The question remains, just how did that gorilla find a home in your front yard?
"It all started when I wouldn't tell my husband what I wanted for my birthday," explains Marsha Wellman, an Aransas Pass transplant (15 years ago) from Bryan/College Station (Texas).
"My husband said 'be careful what you ask for,'" Wellman said, regarding the 1,100-pound concrete gorilla that sits in her front yard on Saunders Street.
The gorilla, a product of a statuary company in Taft, required a forklift to take him off the truck when Gerald Wellman brought it home for his wife's birthday in 2002.
Since then, the Wellmans and their neighbors have enjoyed dressing him up for special occasions – he has his own boat and welcomes friends who come to town for fishing trips.
"We both work on his outfits," Marsha said. "And my neighbor, Hope Dávila, is the one who dressed him up as a Panthers cheerleader.
"We do something patriotic in July, one year he was Uncle Sam, and during Easter he is a pink bunny almost every time," she said.
It has gotten to the point that people stop by to take photos with the gorilla, and neighbors ask why he's not dressed up when the Wellmans forget a holiday.
The gorilla, which still has no name, is a welcome addition to grandma and grandpa's yard for Abby Krisl, who lives in Aransas Pass, and John Wellman, who visits occasionally from Katy.

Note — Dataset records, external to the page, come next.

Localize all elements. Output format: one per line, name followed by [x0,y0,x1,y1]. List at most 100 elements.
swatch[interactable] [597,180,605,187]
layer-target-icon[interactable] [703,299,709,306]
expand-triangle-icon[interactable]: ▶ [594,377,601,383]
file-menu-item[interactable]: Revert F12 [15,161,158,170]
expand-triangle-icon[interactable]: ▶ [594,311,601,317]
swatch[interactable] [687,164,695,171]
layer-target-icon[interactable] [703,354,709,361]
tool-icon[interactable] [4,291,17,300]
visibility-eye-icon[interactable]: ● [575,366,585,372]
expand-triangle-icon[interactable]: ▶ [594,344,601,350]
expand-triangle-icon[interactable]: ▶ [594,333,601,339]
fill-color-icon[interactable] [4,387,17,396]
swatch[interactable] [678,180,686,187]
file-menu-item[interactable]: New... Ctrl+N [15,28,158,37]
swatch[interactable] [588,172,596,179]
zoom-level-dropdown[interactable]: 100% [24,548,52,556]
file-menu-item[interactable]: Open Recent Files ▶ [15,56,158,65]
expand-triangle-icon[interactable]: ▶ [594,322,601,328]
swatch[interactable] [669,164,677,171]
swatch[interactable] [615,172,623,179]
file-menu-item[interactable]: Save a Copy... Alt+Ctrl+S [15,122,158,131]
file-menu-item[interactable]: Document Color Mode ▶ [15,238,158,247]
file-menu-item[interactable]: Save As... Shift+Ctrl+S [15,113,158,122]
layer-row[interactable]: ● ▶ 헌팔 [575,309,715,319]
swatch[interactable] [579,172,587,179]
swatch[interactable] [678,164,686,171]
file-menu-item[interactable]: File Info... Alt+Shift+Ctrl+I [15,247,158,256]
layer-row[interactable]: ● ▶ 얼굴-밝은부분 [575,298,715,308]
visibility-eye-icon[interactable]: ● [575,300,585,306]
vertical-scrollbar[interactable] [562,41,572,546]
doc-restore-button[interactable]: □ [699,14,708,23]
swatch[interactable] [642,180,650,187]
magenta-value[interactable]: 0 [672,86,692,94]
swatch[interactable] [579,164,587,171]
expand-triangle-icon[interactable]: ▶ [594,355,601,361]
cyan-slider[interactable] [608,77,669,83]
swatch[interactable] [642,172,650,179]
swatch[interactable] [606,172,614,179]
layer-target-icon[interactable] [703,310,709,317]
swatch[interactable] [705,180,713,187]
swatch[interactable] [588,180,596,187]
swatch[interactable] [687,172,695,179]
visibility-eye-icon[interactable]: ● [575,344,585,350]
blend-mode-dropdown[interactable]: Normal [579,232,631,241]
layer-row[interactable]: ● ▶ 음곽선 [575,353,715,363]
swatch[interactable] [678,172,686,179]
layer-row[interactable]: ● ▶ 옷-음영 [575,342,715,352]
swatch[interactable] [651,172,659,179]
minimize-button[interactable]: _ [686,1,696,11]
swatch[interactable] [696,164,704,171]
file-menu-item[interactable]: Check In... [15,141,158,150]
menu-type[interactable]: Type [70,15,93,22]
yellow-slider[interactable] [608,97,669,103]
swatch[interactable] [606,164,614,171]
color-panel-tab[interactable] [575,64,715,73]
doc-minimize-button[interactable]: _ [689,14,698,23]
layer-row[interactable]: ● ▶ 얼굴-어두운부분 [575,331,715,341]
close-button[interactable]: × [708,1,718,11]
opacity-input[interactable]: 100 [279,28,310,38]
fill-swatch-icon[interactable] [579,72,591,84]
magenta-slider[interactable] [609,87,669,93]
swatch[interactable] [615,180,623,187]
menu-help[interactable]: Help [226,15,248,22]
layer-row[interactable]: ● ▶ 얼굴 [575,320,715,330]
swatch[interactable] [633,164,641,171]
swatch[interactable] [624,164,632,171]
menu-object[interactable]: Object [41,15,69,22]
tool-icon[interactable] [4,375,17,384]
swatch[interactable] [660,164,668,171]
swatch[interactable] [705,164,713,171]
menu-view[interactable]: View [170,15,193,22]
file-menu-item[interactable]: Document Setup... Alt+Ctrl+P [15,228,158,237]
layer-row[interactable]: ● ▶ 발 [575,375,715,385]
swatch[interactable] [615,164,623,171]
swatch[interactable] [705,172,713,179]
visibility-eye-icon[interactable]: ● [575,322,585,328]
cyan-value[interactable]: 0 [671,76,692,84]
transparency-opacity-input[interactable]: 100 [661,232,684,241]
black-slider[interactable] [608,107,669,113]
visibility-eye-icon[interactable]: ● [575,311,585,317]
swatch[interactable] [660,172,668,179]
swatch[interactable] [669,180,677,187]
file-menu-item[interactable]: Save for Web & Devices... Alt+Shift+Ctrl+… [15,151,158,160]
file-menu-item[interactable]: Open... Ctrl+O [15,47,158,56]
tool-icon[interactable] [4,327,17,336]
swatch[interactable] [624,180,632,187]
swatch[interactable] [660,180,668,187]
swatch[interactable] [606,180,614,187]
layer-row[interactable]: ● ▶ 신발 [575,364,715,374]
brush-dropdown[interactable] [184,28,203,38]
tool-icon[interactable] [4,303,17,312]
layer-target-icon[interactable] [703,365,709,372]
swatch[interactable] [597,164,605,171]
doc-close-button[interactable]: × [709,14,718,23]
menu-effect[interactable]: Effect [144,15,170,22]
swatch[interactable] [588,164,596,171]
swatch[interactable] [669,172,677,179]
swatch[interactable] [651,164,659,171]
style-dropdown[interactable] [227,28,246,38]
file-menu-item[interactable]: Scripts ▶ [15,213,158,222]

"We dressed him up one year for Shrimporee, and Gerald and I cooked shrimp for our friends," Marsha said.
"He had on an apron and carried a shrimp net, but he wasn't in the parade, he's too heavy," she said.
Currently, the thousand-pound gorilla is painted snow white, wears a pilgrim's hat (his Thanksgiving turkey feathers are now stored in the garage), a large red bow, a muffler around his neck, and he is spending the Christmas holiday as Frosty the Snowman, complete with charcoal eyes and a carrot nose.
"When it snowed in 2004, he was a reindeer. He looked wonderful," Marsha said.
The gorilla is a reminder of where the Wellmans came from. They frequently traveled through La Grange near Bryan/College Station, and frequently saw a large concrete gorilla in a yard in that town.
But the inspiration came to Gerald when his wife wouldn't tell him what she wanted for her birthday.
"Now there's a list every year," Marsha said.